薛凌玉曾中过红颜断,体质毕竟不同于寻常人,姜禾半道上又去姜家医馆里寻了江神医,带她一同回了姜府。
等姜禾赶回来时,薛凌玉一个人坐在床上,疼得眼睛都红了一片。
他眼下肚子倒是不疼了,就是摔下去时有细碎的小石头进了伤口里,一直疼得他难受。
见姜禾回来了,薛凌玉的坚强顷刻间崩塌下来,抱着姜禾哭道:“我好疼。”
姜禾光是瞧了一眼他的伤口,就觉得心也跟着疼了起来,没有人比她更清楚,薛凌玉最怕疼了,就是哪里磕了碰了,皮肤上都得留下痕迹,这里可是直接破了口子,怪不得他疼得直抹眼泪。
鸢歌已经提前为薛凌玉处理了下伤口,但是里面的小石子还没有都挑出来,姜禾哄了好一会儿薛凌玉,等他的情绪渐渐安稳下来,对江神医道:“江神医,还请您为内君处理下伤口。”
江神医带了药箱来,应声上前查看薛凌玉的伤口。
其实伤口并不深,只是皮肤太过娇嫩了些,所以显得有些严重。
江神医没一会儿就把石子挑了出来,给薛凌玉上药之后系上了纱布。
“公子这伤其实并不严重,只要十日内不沾水,按时换药就能痊愈了,也不会留下疤痕。”
这手上的伤口虽然处理好了,但是姜禾还记着别的,遂问薛凌玉:“听鸢歌说你裤子上也有血,是身后也有伤吗?”
这出了血就不是什么小事,姜禾就担心薛凌玉身上还有什么暗伤。
“身后没伤,是我好像来葵水了。”薛凌玉小声道,因为有江神医在,他的声音最后小到跟蚊子一样,可姜禾还是听到了。
虽然这样说,但是姜禾还是不放心。“江神医,劳请您为内君诊诊脉,看看有没有什么暗伤,我实在是不放心。”
薛凌玉刚想说不用了,但是江神医都将帕子放到了自己的手腕上,他只好默默闭上嘴。
江神医这次诊脉的时间比以往都要久,又问了薛凌玉是否肚子疼,得到了肯定的答案后,便起身对姜禾说:“姜小姐,还请移步外面。
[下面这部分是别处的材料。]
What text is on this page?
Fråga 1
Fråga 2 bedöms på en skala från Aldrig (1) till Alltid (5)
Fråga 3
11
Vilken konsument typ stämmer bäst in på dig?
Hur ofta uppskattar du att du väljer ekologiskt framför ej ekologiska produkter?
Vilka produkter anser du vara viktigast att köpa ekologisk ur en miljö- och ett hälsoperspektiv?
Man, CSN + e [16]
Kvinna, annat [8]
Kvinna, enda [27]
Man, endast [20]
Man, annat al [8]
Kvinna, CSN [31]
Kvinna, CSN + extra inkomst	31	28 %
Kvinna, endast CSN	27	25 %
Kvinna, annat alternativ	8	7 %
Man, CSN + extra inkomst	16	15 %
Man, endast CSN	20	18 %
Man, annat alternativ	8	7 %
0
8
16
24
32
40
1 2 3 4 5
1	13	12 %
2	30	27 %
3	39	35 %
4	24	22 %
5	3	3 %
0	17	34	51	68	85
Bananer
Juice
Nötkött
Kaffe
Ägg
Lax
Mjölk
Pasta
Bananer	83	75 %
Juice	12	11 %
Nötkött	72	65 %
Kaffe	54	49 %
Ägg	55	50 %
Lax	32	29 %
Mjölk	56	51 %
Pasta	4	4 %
”
姜禾虽疑惑,却也跟在江神医的身后到了外面。
到底是什么样的事情不能当着薛凌玉的面说,姜禾忍不住问道:“可是内君的葵水不调?”
江神医摇了摇头,“如果我没有诊错,这位公子怕是已经有了三个月的身孕了。”
“三个月?!”姜禾险些控制不住自己的声调。
“公子中过红颜断,虽已清除不会影响怀孕,可到底是不同于一般人,所以上次诊脉时,我并没有发现滑脉的迹象,这次也是到了三个月,虽脉象有些虚弱,但可以肯定是有孕了。”
江神医又欲言又止道:“公子腹中胎儿健康,而且摔得也并不严重,只是再加上房事过于激烈,所以才会微微见红,喝几副安胎药就能调养过来了。”